Personal information
- Full name: Simon Max Butler
- Born: 2 October 1984 (age 41) High Wycombe, Buckinghamshire, England
- Batting: Right-handed
- Bowling: Right-arm medium

Domestic team information
- 2007: Marylebone Cricket Club

Career statistics
| Competition | First-class |
| Matches | 2 |
| Runs scored | 36 |
| Batting average | 18.00 |
| 100s/50s | –/– |
| Top score | 21* |
| Balls bowled | 236 |
| Wickets | 5 |
| Bowling average | 33.60 |
| 5 wickets in innings | – |
| 10 wickets in match | – |
| Best bowling | 3/121 |
| Catches/stumpings | –/– |
- Source: Cricinfo, 27 October 2018

= Simon Butler (cricketer) =

English cricketer

Simon Max Butler (born 2 October 1984) is a former English first-class cricketer.

Born at High Wycombe, Butler attended Cardiff University, where he played minor matches for Cardiff UCCE. In one such match against Leeds/Bradford UCCE in 2007, Butler scored 167, which was the highest score that year by a university batsman.

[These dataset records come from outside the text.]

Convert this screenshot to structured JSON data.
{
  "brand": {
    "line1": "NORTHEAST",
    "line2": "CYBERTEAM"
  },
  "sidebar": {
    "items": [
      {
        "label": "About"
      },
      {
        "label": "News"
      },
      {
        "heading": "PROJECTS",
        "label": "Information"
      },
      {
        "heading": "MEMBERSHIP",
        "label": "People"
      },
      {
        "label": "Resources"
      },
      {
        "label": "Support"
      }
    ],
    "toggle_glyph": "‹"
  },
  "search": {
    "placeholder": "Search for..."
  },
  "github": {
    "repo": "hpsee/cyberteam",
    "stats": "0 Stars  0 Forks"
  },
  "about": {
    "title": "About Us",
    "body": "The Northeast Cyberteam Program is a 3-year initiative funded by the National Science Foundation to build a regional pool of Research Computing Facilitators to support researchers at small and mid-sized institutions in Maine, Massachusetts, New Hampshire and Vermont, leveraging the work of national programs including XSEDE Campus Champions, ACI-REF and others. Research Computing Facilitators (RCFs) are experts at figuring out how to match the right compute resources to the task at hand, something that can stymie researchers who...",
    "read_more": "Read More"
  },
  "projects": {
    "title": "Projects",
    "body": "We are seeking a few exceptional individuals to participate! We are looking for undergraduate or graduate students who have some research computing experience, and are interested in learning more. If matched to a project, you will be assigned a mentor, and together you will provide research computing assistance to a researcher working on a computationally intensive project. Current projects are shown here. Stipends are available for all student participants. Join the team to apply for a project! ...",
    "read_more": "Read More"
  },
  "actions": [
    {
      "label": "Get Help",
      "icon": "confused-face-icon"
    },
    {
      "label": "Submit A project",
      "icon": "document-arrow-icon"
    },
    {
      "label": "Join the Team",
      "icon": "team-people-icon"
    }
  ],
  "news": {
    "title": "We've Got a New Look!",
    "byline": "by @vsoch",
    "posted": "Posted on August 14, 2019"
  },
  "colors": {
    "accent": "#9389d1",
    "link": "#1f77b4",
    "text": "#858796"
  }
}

In that same year, Butler made two appearances in first-class cricket for the Marylebone Cricket Club against the touring West Indians at Durham, and Sri Lanka A at Arundel. He scored a total of 36 runs in these matches, as well as taking 5 wickets. He played Second XI cricket for Middlesex, Leicestershire, and Nottinghamshire, but was unable to force his way into their starting elevens. He also played Hawke Cup cricket in New Zealand for North Otago in later 2008 and early 2009.